Qu'y-a-t-il dans tout cela, qu'il faille qu'on lui cède ? Qu'est-ce donc que tout cela, qui
nous surprend un soir comme la naissance d'un chant ? Étrange confidence, où la
faiblesse a pour nom douceur. Le soleil inonda Rome et la légèreté de notre jeunesse.
Comme c'est étrange cette douleur infligée par les corps. Parce que des doigts glissent
sur eux, parce que des visages s'en rapprochent, parce que des souffles se mêlent et
qu'une commune sueur baigne ces plaisirs, une âme au loin, un cœur, une imagination
souffrent d'incroyables tortures. Nous nous reconstruisions ensemble. Des liens subtils
et forts nous unissaient. Nous nous embrassions, sur une colline de Rome, dans la nuit
déjà close, sous un arbre né d'un puits, devant le campanile d'une vieille église. Et que
nous importe maintenant de ce qui naquit de cette nuit. Des jours, des semaines, des
mois entiers sortirent de ce baiser que nous nous donnâmes. Nul n'a connu le premier
affleurement de cette heure soyeuse, le premier attouchement de nos épaules, comme
un frôlement de cils. Étroits sont les reins, étroite alliance du corps fidèle des amantes.

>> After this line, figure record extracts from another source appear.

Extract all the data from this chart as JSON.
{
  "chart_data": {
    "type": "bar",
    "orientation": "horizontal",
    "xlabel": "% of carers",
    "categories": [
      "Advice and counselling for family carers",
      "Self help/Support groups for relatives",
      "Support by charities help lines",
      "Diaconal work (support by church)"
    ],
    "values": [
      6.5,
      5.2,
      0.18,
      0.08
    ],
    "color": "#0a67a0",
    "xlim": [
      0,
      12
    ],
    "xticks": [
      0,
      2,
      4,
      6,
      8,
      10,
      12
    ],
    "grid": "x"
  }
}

La nuit, nous courrions à la promesse de nos songes dans des draps odorants. Nos
solitudes étaient notre trésor, et dans le lit où s'inscrivait la mémoire à naître de notre
amour, nos libertés le creusait. Nous nous aimions à nous taire quand nos bouches
se savaient promises. Une douceur s'amassait là où des soupirs infusaient. Nous étions
pudiques dans notre impudeur, méconnues de tous mais célèbres de nous.
Elle avait les cheveux noirs de jais, les yeux en amande, des dents éclatantes, une robe d'été et une paire
de mocassins. Elle riait. Nous nous embrassâmes devant Saint Pierre. L'amour nous grisait. Nous avions
des rêves d'enfants. Il y a des instants comme ceux-là où un sens plus pur de la vie semble se révéler
soudain, où l'on se sent plus grand que soi-même. C'était l'heure de ce soleil blême et plat qui donnait au
début des jours éclatants une allure hésitante, lasse d'avance. Nous traversions des champs, de longs
prés semés d'arbres, des rizières inondées. Une route blanche de poussière coupait les haies, sautait les
rivières. Derrière le riz à perte de vue, des montagnes naissaient de la nuit. Plus loin, c'était Bergame et les
lacs, un peu à droite, Vérone, les palais de Vicence, et puis Venise, Ravenne, Bologne et Ferrare, Parme et
Modène. Nous fermions les yeux. C'était le bonheur. Il jaillissait de ces noms sur les campagnes intérieures,
l'or de leur peintures, de leur gloire et de leurs mosaïques dans le reflet de cette douce mélancolie.
Elle avait un visage très pur. Nous savions déjà ce qui allait se passer, alors nous allongions désespérément
ces instants d'attente. Un soir d'été, j'avais embrassé Charlotte. Saint Pierre pouvait s'écrouler et le Pape se
convertir au Bouddhisme. Le pouvoir de la femme est une chose admirable qui ne connaît pas de limites; elle
choisit instinctivement des gestes insignifiants qui s'inscrivent pour l'éternité. Tout notre voyage engouffré dans
un baiser. Je me sentais libérée comme on se libère d'un péché par une confession, repartant l'âme pure, le
cœur allègre pour d'autres péchés ou un autre voyage. Charlotte, c'était de l'innocence. Moi, de la littérature.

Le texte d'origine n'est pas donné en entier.